The record shows that the Carson City Board of Supervisors held a public hearing about the proposed CAHI project in August 1994. Prior to the hearing, Carson City and CAHI mailed notices concerning the subject and date of the hearing to residences neighboring *1044 the detention pond property. Apparently, respondents did not attend the meeting. In early September 1994, respondent Gregory Price left a telephone message with Blomstrom and sent a letter to Mayor Teixeira voicing his objection to the project. On November 21, 1994, Carson City conveyed the detention pond property to CAHI. Thereafter, CAHI endeavored to obtain construction and other approvals to begin work on the houses. On December 7, 1994, Blomstrom sent a notice to the Waters notifying them that construction of the CAHI homes would begin in short order. Construction began in late February 1995. On February 1, 1995, the Prices' attorney notified Stanton Park representatives that the Prices intended to file suit to enjoin construction. Respondents' complaint was filed on April 11, 1995.

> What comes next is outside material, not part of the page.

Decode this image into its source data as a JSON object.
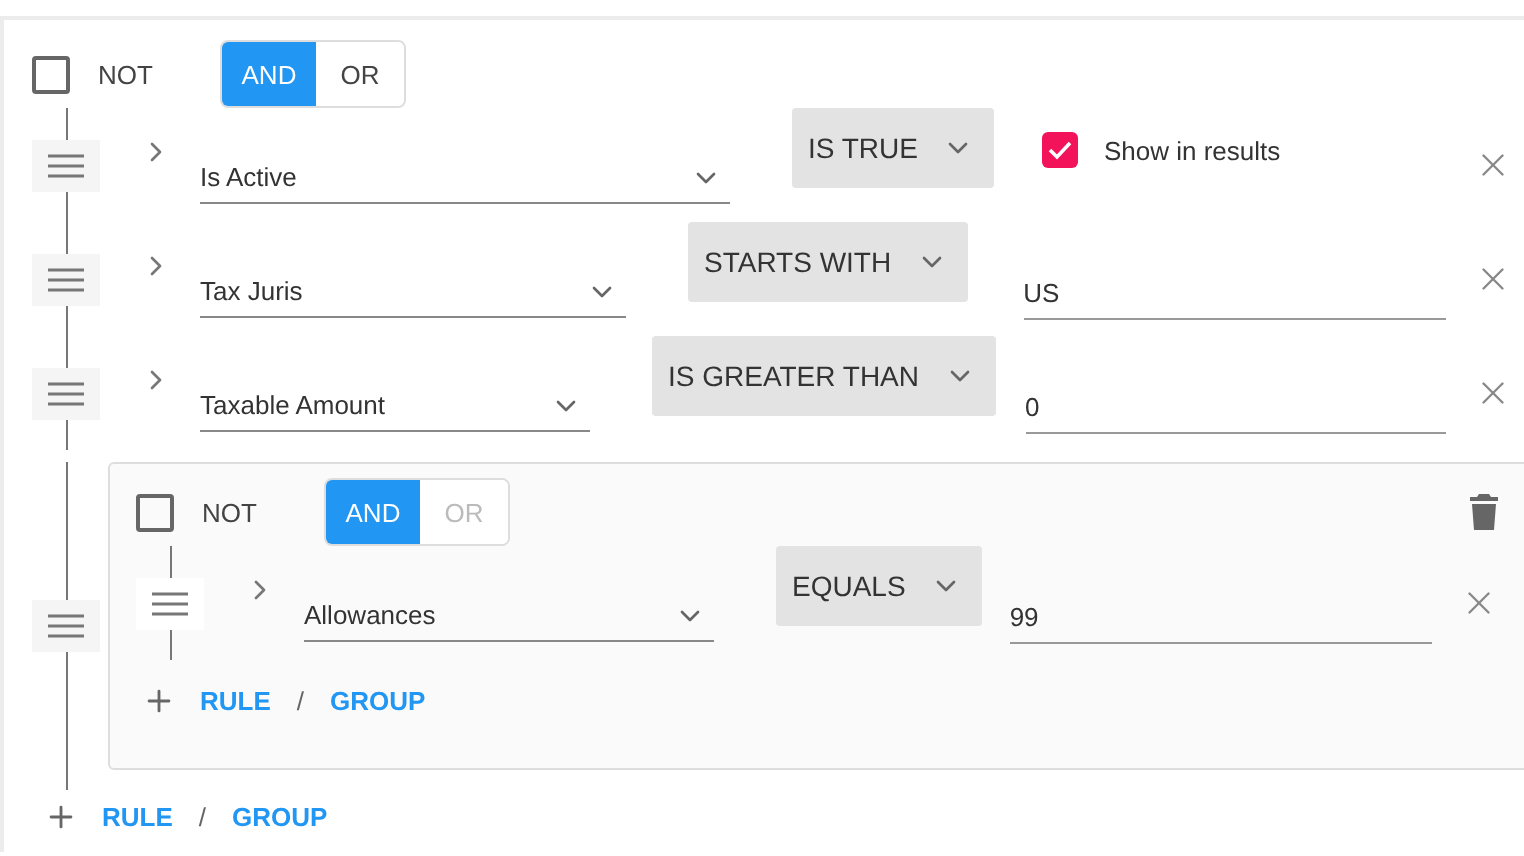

Despite respondents' early opposition to the project, we conclude that their claim for injunctive relief is barred under the doctrine of laches. Respondents did not threaten to institute legal proceedings against Carson City and CAHI until more than six months after the public hearing, and did not actually file their complaint for two more months. Thus, unlike the property owners in Dickstein v. Williams, 93 Nev. 605, 571 P.2d 1169 (1977), and Gladstone v. Gregory, 95 Nev. 474, 596 P.2d 491 (1979), respondents did not promptly pursue legal action. See Building & Constr. Trades, 108 Nev. at 610-12, 836 P.2d at 636-37 (writ of mandamus barred by laches where party seeking injunction delayed one month before instituting legal proceedings). During respondents' period of inaction, CAHI spent thousands of dollars preparing the lots, gaining government approvals, and actually completing a large portion of the construction. Respondents' delay caused a material disadvantage to CAHI so altering CAHI's position that it cannot be restored to its pre-project condition. Accordingly, we conclude that the district court abused its discretion by issuing the preliminary injunction.

However, respondents are not foreclosed from pursuing their claims for monetary damages.

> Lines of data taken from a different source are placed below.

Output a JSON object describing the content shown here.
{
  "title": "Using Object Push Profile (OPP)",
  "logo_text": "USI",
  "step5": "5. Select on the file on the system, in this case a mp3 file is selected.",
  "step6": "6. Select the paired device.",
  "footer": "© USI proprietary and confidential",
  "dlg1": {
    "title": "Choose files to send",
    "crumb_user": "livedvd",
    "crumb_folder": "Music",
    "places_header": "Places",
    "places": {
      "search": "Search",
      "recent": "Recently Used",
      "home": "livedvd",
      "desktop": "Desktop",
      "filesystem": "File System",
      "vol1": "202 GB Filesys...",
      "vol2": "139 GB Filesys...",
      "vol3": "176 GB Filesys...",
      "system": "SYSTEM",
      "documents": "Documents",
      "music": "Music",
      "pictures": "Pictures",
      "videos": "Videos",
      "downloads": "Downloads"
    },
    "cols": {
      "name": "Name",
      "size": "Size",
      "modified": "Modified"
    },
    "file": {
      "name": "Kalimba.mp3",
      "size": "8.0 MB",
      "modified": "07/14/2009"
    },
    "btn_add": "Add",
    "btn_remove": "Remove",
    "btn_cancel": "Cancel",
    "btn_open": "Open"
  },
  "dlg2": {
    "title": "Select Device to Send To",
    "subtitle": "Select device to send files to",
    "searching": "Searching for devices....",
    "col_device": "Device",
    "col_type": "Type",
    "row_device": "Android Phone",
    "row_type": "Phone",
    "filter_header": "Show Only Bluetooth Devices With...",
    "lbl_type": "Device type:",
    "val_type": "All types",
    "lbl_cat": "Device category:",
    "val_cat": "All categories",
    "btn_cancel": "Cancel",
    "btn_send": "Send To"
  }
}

We reverse the order of the district court and remand this case for further proceedings.

ROSE and YOUNG, JJ., concur.[2]

SPRINGER, Justice, dissenting:

The district court saw a need to preserve the status quo during the pendency of this litigation. The trial judge made detailed findings of fact before issuing the preliminary injunction, all of which appear to support the trial judge's conclusion that "this is a proper instance for the issuance of a Preliminary Injunction, in that irreparable loss or damage will result to the Plaintiffs unless Defendants are prohibited from continuing with the construction of the two residences in question." I see no cause for this court's interfering with the district court's judgment in this regard.

The majority appears to base its dissolution of the preliminary injunction on its own factual determination that respondents "caused a material disadvantage to CAHI." I do not believe that this court is presently in a position, while the litigation is still pending before the trial court, to make an appellate judgment on the degree to which CAHI might have been disadvantaged. The question of whether CAHI has suffered such a "material disadvantage" as to warrant denial of preliminary injunctive relief is a factual question that is fairly answerable only at the conclusion of the evidence in the district court case. I would leave the district court alone and permit this matter to go its course at the trial level before we stick our appellate noses into the case. I dissent.

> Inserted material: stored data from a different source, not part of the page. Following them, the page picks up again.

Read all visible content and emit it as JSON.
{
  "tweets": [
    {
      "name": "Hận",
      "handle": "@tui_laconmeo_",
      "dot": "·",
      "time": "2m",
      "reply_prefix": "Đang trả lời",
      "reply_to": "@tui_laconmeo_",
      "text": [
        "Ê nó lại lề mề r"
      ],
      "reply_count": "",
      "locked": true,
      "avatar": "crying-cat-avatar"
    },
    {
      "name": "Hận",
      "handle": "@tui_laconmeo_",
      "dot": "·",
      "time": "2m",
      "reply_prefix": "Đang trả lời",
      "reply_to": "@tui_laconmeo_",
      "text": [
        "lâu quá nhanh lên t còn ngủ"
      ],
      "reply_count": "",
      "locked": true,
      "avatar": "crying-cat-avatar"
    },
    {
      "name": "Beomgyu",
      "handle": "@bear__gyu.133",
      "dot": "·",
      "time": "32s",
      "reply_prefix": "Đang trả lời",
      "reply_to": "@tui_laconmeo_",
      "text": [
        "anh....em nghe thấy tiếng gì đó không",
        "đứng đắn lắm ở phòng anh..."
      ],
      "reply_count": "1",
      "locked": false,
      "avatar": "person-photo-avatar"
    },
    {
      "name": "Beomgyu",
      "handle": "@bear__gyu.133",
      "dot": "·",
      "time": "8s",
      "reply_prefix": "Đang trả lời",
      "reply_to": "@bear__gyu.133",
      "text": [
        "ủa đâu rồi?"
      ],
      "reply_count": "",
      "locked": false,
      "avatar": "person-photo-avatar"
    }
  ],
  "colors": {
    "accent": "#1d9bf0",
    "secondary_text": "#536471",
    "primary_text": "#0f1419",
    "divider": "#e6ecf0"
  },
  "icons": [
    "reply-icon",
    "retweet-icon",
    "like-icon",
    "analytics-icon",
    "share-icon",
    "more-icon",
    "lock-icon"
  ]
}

[1] In their answering brief, respondents contend that this appeal should be dismissed because appellants filed their opening brief one day late. See N.R.A.P. 31(c). We deny respondents' "motion" and elect to hear this appeal because respondents have not alleged or shown that they suffered any prejudice as a result of this delay.

[2] The Honorable A. William Maupin, Justice, did not participate in the decision of this appeal.